By Matt Layton, LegalShield Senior Vice President of Consumer Analytics
As LegalShield’s senior vice president of consumer analytics, I spend a lot of time digging into the unique data we have on the legal and financial stressors facing everyday Americans. Our data comes directly from over 35 million requests from consumers seeking legal help since 2002 on issues spanning personal finances, foreclosures, bankruptcies and more.
This election cycle, we’re taking a close look at how consumer stress levels vary geographically between red, blue and purple battleground states. What we’ve found so far is quite fascinating—there appears to be a widening gap between consumer stress in battleground states versus the national average. And historically, this divergence has signaled which party will win the White House.
The numbers don’t lie
In April, our Consumer Stress Legal Index (CSLI) rose 2.4 points nationally to 63.8. This benchmark index has been a reliable leading indicator of the widely followed Consumer Confidence Index, with an inverse correlation of -0.85. As consumer legal stress rises, confidence tends to drop around 2-3 months later.
Sure enough, April’s Consumer Confidence reading fell 7.7 points to 97.0 after our CSLI ticked up. The drivers were higher inflation persisting at 3.4% annually despite the Fed’s aggressive interest rate hikes, a mixed jobs report, and consumer finance issues on the rise.
But the real story is in the battleground states data. In April, the margin between lower consumer stress in swing states and the higher national index more than doubled to 3.1 points.

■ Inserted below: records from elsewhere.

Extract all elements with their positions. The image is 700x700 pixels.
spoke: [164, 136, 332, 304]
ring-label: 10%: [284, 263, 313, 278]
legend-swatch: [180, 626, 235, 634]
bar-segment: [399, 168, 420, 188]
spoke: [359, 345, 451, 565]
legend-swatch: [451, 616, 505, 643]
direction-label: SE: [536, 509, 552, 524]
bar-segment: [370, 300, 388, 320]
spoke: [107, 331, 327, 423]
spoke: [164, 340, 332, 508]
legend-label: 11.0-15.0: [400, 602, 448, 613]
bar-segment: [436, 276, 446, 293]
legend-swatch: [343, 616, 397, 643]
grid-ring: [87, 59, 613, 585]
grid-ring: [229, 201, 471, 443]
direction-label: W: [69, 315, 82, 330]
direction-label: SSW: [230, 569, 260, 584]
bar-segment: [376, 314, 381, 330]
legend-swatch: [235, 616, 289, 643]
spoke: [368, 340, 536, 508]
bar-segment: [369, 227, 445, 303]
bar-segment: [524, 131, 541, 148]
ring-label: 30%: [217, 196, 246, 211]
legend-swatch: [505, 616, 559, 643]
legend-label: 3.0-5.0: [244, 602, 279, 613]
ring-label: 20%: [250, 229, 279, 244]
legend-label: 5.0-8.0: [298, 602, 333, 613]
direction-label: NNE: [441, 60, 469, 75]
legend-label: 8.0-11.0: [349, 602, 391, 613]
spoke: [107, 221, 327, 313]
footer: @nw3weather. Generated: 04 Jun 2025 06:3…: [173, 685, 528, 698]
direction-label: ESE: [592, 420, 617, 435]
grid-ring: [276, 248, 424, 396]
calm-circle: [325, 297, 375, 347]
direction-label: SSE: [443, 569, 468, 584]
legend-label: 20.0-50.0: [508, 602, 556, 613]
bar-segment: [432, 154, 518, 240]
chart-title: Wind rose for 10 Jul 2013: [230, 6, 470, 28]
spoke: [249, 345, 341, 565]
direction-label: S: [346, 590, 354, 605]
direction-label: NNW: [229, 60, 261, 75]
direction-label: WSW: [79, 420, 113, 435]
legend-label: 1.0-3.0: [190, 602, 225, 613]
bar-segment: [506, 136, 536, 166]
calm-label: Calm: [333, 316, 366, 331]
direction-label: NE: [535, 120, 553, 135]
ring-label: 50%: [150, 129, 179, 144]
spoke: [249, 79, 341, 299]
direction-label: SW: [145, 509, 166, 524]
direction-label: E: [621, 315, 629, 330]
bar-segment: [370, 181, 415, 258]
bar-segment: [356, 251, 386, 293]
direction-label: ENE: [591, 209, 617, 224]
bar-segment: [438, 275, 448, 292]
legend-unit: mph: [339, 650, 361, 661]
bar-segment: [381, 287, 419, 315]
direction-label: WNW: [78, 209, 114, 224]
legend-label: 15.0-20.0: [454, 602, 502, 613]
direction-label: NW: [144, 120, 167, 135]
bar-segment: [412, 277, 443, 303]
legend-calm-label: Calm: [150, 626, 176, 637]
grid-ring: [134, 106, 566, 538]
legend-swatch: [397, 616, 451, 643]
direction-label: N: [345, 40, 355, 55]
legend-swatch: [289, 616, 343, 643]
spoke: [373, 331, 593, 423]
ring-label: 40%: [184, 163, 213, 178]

Swing state stress rose just slightly to 60.7, while the national index jumped to 63.8.
This widening gap is important because our data over the past 20 years shows a clear pattern—when battleground states have exhibited lower relative stress levels, a Democrat was elected president in 2008, 2012 and 2020. Conversely, when swing states had higher stress than the nation, a Republican won in 2004 and 2016.
Bankruptcy filings a bellwether
Breaking it down further, all three subindices that make up the CSLI—Consumer Finance, Bankruptcy and Foreclosure—moved higher in April after declining in March.

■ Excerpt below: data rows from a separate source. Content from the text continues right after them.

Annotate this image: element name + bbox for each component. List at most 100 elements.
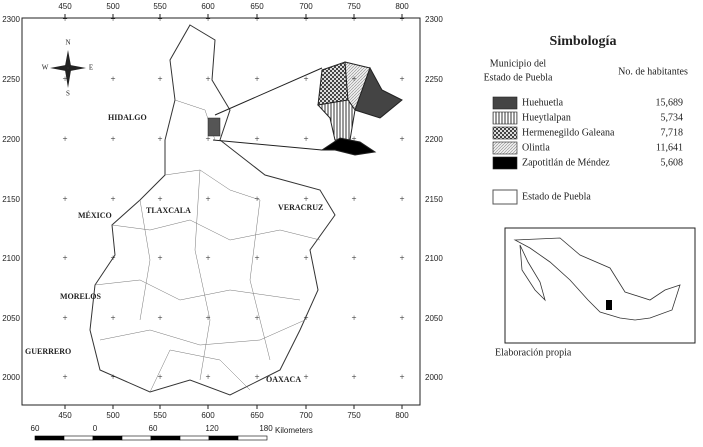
grid-cross: + [303, 74, 308, 84]
x-tick-label: 550 [153, 411, 167, 420]
grid-cross: + [254, 372, 259, 382]
legend-swatch [492, 141, 518, 155]
scale-segment [179, 435, 210, 441]
grid-cross: + [303, 14, 308, 24]
grid-cross: + [254, 194, 259, 204]
scale-segment [150, 435, 181, 441]
grid-cross: + [399, 134, 404, 144]
y-tick-label: 2300 [425, 15, 443, 24]
place-label: TLAXCALA [146, 206, 191, 215]
scale-segment [63, 435, 94, 441]
legend-item-name: Zapotitlán de Méndez [522, 157, 610, 168]
grid-cross: + [110, 253, 115, 263]
scale-label: 60 [149, 424, 158, 433]
x-tick-label: 750 [347, 411, 361, 420]
grid-cross: + [399, 372, 404, 382]
y-tick-label: 2250 [2, 75, 20, 84]
x-tick-label: 500 [106, 2, 120, 11]
legend-boundary: Estado de Puebla [522, 191, 591, 202]
x-tick-label: 650 [250, 2, 264, 11]
legend-item-name: Olintla [522, 142, 550, 153]
grid-cross: + [303, 253, 308, 263]
legend-item-value: 7,718 [661, 127, 684, 138]
grid-cross: + [110, 74, 115, 84]
grid-cross: + [62, 194, 67, 204]
scale-label: 120 [205, 424, 219, 433]
place-label: VERACRUZ [278, 203, 323, 212]
y-tick-label: 2200 [425, 135, 443, 144]
grid-cross: + [254, 313, 259, 323]
x-tick-label: 800 [395, 2, 409, 11]
legend-item-value: 11,641 [656, 142, 683, 153]
grid-cross: + [205, 372, 210, 382]
grid-cross: + [351, 194, 356, 204]
legend-column-right: No. de habitantes [618, 66, 688, 77]
grid-cross: + [254, 14, 259, 24]
y-tick-label: 2250 [425, 75, 443, 84]
legend-swatch [492, 126, 518, 140]
x-tick-label: 550 [153, 2, 167, 11]
y-tick-label: 2050 [425, 314, 443, 323]
grid-cross: + [399, 194, 404, 204]
municipality-lines [94, 99, 321, 393]
grid-cross: + [62, 253, 67, 263]
grid-cross: + [62, 74, 67, 84]
compass-w: W [42, 64, 49, 72]
scale-unit: Kilometers [275, 426, 313, 435]
grid-cross: + [399, 14, 404, 24]
legend-item-name: Huehuetla [522, 97, 564, 108]
grid-cross: + [157, 134, 162, 144]
grid-cross: + [254, 134, 259, 144]
x-tick-label: 750 [347, 2, 361, 11]
grid-cross: + [351, 74, 356, 84]
place-label: MORELOS [60, 292, 101, 301]
grid-cross: + [399, 313, 404, 323]
grid-cross: + [205, 134, 210, 144]
legend-item-value: 15,689 [656, 97, 684, 108]
place-label: HIDALGO [108, 113, 147, 122]
grid-cross: + [254, 253, 259, 263]
x-tick-label: 450 [58, 411, 72, 420]
scale-segment [237, 435, 268, 441]
puebla-marker [606, 300, 612, 310]
map-frame [21, 17, 421, 406]
place-label: OAXACA [266, 375, 301, 384]
y-tick-label: 2050 [2, 314, 20, 323]
grid-cross: + [62, 313, 67, 323]
mexico-outline [513, 237, 681, 321]
place-label: GUERRERO [25, 347, 71, 356]
x-tick-label: 600 [201, 2, 215, 11]
study-area [207, 61, 403, 156]
grid-cross: + [399, 74, 404, 84]
x-tick-label: 700 [299, 2, 313, 11]
y-tick-label: 2000 [425, 373, 443, 382]
legend-swatch [492, 156, 518, 170]
grid-cross: + [157, 253, 162, 263]
puebla-outline [89, 24, 336, 396]
x-tick-label: 500 [106, 411, 120, 420]
compass [50, 50, 86, 88]
grid-cross: + [351, 372, 356, 382]
grid-cross: + [205, 313, 210, 323]
grid-cross: + [205, 253, 210, 263]
legend-item-name: Hueytlalpan [522, 112, 571, 123]
scale-label: 60 [31, 424, 40, 433]
y-tick-label: 2200 [2, 135, 20, 144]
x-tick-label: 650 [250, 411, 264, 420]
grid-cross: + [351, 14, 356, 24]
grid-cross: + [205, 74, 210, 84]
credit: Elaboración propia [495, 347, 572, 358]
x-tick-label: 600 [201, 411, 215, 420]
x-tick-label: 450 [58, 2, 72, 11]
x-tick-label: 800 [395, 411, 409, 420]
grid-cross: + [205, 14, 210, 24]
legend-column-left: Municipio del [490, 58, 547, 69]
place-label: MÉXICO [78, 210, 112, 220]
y-tick-label: 2100 [425, 254, 443, 263]
grid-cross: + [110, 134, 115, 144]
grid-cross: + [110, 14, 115, 24]
scale-label: 0 [93, 424, 98, 433]
y-tick-label: 2150 [2, 195, 20, 204]
y-tick-label: 2000 [2, 373, 20, 382]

The Bankruptcy Index jumped to 31.1, up 35% year-over-year. This is significant because LegalShield’s Bankruptcy data has historically led actual bankruptcy filings by two quarters with a 0.98 correlation. After a sharp drop during the pandemic relief fundings, consumer bankruptcies appear to be creeping back towards pre-pandemic levels.
The volume of billing disputes LegalShield is seeing is another red flag on the consumer finance front. April calls about billing issues were the second highest ever recorded after the March 2021 peak.
While foreclosure stress did rise 2.2 points, that index remains 4% lower than last year and below the two-year average. So, housing issues are not the current driving factor behind rising consumer angst.
My projection: Advantage incumbent?
As a data analyst, I need to caveat that it’s still very early in the election cycle and consumer sentiment can certainly shift in the months ahead. Economic conditions, inflation, jobs numbers and interest rates will all play a role.
However, if the current trend of lower relative stress in battleground states versus the nation persists, history suggests that could favor the incumbent party retaining control of the White House.
Of course, this is just one economic data point. But it’s a very telling one from the trenches of consumer financial and legal affairs. The diverging gap warrants close watching through early November.